Sans doute n’exprime-je qu’un manichéisme chelou-exacerbé, mais ce serait agréable qu’on arrête de me chanter à longueur de sondages qu’une baltringue arriviste sans supplément d’âme est l’avenir de la patrie (zarma c’est l’Élu). Non mais sérieux quoi… il y a vraiment des gens pour s’imaginer qu’un type qui s’exprime comme ça “au naturel” est un individu sain?
[Mode auto-psy OFF: retour à la ligne 2]

Belleville. Sans trop de complications, je descends de la rame. Soupir de soulagement… Une fois n’est pas coutume, je n’ai pas eu à me frayer un chemin sur le quai à base de gestes méprisants du revers de la main.
40 secondes plus tard, re-soupir de soulagement… je suis dehors. En bas de la rue de Belleville, au niveau du kiosque à journaux, pour ceux qui connaissent. “Oh… sa mère! Pincez-moi…” sur le tableau d’affichage: la tronche du protagoniste en une d’un hebdo de merde. “Non… je ne rêve pas”.
Écouteurs vissés sur les oreilles, j’esquisse un haussement de sourcils consterné.
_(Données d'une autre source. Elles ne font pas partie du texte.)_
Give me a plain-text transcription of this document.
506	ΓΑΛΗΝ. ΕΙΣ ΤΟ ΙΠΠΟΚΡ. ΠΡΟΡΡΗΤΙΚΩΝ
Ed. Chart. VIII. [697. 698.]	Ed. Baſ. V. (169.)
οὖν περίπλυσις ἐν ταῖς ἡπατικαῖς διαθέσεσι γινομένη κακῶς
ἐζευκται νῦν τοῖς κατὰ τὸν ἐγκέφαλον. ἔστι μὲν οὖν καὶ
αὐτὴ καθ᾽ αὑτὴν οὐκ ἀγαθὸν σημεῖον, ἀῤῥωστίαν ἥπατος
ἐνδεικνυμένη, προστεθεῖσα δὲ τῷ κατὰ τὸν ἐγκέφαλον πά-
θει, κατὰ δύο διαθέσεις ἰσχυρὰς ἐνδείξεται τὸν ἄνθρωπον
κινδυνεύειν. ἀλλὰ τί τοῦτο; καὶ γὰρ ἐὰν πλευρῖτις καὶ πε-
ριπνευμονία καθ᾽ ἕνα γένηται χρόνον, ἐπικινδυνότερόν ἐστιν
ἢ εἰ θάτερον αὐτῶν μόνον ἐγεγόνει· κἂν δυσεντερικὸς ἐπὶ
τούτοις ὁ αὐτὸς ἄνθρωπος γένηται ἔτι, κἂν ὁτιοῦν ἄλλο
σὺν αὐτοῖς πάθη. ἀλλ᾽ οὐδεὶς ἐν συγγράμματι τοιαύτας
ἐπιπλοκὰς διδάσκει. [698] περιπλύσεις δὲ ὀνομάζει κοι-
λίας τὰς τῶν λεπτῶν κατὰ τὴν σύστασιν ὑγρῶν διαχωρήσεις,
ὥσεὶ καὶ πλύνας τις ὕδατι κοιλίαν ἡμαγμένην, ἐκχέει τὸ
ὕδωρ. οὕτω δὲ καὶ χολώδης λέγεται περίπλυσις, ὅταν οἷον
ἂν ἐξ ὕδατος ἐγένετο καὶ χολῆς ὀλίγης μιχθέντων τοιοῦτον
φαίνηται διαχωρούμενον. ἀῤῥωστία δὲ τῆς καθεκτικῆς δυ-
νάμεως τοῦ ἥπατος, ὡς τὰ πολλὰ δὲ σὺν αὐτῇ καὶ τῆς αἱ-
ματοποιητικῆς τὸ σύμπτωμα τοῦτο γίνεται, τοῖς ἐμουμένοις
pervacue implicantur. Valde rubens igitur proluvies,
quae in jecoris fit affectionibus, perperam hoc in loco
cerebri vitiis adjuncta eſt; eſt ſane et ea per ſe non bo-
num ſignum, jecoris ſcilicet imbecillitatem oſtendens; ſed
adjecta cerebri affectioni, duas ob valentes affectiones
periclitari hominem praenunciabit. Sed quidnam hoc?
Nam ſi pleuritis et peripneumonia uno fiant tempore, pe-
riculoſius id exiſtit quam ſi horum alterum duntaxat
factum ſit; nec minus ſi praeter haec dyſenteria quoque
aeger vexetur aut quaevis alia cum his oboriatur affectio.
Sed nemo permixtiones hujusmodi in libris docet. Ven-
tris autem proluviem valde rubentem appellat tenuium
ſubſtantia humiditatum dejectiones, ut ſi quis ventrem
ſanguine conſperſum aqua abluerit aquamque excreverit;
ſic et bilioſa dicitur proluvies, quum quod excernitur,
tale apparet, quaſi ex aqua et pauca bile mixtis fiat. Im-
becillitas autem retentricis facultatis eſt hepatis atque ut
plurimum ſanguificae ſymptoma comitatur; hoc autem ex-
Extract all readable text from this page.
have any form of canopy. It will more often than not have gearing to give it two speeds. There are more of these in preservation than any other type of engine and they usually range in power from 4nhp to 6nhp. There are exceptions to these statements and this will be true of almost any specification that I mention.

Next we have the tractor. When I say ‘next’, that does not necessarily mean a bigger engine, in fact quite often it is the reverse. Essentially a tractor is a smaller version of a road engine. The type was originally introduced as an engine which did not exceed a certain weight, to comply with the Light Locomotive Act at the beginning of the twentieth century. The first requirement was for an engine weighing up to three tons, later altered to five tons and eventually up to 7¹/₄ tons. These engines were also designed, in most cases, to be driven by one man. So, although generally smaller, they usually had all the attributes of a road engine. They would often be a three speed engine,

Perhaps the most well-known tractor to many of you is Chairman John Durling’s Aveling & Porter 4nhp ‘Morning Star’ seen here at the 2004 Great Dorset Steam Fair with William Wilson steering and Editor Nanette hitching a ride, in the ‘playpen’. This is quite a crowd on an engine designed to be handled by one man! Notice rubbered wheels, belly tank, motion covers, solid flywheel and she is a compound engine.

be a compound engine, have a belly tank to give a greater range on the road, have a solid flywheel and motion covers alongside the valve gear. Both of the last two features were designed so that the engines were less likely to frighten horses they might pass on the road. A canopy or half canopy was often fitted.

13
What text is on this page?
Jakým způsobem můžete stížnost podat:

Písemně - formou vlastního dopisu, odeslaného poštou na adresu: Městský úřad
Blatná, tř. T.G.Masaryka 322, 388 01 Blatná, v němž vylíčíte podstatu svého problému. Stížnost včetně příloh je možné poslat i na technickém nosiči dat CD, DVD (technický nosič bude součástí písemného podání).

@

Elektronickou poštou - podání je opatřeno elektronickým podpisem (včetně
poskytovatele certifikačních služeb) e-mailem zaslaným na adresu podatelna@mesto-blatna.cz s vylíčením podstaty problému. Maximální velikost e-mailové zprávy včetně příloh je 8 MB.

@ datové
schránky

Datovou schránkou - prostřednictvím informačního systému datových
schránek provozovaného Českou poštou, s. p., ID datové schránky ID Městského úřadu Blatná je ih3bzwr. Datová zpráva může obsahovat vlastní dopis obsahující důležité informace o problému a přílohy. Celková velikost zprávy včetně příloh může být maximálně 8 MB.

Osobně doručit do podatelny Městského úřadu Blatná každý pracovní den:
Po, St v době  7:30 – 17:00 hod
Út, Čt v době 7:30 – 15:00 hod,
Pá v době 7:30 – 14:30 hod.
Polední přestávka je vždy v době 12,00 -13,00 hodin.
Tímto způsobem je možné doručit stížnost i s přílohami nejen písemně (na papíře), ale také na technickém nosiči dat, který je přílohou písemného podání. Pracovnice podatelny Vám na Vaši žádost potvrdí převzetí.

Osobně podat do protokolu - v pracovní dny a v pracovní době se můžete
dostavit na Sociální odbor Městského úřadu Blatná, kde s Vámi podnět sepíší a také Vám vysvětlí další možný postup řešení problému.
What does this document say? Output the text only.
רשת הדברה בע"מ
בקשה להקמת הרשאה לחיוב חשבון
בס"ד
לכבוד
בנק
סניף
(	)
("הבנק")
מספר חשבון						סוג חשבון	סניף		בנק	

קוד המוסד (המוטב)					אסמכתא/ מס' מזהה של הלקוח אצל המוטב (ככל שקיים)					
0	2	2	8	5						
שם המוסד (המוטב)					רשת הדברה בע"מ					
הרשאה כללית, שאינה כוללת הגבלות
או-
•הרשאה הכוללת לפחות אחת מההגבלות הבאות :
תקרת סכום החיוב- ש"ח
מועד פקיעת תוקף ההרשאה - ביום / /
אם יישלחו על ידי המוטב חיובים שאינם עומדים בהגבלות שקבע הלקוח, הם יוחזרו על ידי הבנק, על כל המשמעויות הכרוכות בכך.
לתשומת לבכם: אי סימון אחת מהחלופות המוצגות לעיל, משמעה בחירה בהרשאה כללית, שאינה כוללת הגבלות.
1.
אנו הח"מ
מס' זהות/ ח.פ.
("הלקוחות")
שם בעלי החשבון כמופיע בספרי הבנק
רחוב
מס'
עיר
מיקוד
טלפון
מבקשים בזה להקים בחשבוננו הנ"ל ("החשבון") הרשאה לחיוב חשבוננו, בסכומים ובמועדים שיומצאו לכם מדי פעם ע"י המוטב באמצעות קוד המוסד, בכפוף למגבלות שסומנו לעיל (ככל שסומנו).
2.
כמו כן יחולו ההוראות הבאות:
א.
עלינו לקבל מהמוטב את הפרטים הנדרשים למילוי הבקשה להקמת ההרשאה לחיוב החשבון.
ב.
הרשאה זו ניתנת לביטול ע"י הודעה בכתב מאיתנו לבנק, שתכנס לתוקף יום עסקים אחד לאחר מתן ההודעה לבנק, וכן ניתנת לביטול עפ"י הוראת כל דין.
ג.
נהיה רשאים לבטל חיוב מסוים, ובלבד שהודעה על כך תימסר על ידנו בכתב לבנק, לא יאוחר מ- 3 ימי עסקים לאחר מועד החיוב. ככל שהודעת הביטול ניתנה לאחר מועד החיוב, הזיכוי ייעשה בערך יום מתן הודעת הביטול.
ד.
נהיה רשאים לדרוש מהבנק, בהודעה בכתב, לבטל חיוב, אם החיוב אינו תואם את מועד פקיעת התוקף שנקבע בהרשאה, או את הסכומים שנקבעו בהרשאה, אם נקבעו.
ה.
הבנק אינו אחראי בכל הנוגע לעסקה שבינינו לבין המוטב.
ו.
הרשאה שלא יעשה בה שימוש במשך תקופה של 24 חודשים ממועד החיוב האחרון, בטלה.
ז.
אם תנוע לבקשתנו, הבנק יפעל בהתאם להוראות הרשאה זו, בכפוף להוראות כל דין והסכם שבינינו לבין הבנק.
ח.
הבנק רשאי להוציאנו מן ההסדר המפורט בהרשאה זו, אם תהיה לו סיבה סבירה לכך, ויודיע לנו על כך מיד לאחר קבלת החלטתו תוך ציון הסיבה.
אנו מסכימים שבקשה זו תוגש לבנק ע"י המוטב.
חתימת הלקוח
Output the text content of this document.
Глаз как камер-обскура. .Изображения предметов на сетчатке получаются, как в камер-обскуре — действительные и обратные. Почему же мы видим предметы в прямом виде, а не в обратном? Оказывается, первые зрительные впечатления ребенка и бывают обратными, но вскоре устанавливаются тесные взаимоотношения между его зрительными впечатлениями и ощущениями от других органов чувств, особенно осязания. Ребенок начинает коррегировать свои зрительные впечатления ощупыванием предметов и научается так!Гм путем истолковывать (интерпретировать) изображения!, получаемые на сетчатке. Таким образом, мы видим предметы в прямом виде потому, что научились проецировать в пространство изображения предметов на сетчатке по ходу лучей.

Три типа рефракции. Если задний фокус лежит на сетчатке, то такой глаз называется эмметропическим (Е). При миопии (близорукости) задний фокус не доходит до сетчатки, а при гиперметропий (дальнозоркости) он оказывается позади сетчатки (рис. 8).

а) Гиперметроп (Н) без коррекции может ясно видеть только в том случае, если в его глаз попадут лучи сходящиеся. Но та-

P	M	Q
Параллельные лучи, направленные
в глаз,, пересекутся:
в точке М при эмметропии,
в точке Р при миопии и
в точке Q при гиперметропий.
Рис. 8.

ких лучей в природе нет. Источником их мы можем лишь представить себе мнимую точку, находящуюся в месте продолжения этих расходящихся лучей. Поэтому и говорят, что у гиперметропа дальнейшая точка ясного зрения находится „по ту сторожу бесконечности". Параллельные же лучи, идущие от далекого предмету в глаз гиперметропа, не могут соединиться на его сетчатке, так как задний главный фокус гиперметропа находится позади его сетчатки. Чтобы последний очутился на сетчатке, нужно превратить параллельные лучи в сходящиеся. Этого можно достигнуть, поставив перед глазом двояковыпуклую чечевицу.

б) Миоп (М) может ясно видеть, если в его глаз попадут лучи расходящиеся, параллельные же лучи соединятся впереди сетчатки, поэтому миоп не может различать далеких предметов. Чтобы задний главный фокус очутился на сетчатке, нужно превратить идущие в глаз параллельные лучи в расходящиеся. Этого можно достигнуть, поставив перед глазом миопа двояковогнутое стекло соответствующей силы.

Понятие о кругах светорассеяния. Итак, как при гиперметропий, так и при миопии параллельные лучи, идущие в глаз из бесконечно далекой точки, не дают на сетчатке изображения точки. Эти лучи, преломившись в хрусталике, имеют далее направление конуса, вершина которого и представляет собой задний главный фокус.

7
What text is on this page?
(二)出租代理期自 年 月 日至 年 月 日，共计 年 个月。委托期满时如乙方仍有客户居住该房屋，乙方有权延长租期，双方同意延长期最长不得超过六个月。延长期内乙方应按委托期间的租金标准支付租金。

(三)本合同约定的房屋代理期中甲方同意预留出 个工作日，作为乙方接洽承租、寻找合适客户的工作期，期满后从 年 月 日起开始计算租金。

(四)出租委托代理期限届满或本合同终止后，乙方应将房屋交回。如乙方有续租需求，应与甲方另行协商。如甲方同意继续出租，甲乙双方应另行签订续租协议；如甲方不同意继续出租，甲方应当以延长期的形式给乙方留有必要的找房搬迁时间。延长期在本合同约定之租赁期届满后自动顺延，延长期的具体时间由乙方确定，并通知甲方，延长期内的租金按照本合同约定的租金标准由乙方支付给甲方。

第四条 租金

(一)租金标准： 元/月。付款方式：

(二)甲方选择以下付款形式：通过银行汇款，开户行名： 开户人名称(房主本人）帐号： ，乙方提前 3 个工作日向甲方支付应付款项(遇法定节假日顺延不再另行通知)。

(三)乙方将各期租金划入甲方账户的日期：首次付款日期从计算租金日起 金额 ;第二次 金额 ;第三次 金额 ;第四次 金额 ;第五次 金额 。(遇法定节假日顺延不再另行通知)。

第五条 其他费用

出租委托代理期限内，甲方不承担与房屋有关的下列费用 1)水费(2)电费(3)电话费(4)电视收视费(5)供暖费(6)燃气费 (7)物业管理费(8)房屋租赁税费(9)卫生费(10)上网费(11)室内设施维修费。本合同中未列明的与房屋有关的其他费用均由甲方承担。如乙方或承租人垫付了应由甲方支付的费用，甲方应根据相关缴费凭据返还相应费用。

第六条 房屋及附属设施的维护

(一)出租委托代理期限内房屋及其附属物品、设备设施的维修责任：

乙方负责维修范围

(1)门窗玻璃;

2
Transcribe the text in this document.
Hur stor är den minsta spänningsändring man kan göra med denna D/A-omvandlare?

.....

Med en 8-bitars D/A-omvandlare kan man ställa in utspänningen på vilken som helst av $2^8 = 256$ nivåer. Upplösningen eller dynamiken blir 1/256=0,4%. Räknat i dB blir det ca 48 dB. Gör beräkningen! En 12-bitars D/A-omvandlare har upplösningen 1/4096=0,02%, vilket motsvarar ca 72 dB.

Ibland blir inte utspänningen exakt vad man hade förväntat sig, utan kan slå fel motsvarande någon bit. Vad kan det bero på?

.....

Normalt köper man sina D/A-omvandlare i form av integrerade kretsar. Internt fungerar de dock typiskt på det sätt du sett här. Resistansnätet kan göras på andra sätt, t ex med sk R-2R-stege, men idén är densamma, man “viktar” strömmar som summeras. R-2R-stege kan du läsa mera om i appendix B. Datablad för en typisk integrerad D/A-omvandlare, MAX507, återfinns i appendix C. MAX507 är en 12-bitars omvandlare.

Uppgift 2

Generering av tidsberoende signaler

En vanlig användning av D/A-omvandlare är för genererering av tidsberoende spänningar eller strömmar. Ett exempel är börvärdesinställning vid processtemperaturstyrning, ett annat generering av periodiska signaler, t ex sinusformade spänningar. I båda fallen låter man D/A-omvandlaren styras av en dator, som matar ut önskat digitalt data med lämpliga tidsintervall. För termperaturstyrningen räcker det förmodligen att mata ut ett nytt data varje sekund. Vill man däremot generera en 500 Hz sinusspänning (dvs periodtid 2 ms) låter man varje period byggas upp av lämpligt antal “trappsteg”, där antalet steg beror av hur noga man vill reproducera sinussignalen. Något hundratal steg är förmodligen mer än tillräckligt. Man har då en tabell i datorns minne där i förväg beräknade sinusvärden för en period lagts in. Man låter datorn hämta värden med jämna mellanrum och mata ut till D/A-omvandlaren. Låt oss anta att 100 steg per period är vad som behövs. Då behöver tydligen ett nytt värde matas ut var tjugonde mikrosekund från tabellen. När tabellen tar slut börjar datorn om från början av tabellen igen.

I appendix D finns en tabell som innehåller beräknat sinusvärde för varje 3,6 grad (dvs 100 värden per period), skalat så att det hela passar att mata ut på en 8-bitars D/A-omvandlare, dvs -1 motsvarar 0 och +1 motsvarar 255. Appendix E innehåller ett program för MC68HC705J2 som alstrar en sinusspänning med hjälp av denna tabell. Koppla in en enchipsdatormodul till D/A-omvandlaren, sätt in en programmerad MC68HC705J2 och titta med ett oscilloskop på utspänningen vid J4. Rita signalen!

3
Comme un papillon dont on a arraché les ailes, je suis sans illusions. Nique ce monde de brutes sordides et hypocrites. Nique les héros de l’histoire. La vie est belle. Un jour les humiliés auront leur revanche.

J’ai voulu disputer, aux dieux absurdes et ivres de leur puissance, la possession du monde, et rendre la terre à ceux qui l’habitent de leur courage et de leur amour.” La promesse de l’aube, Romain Gary.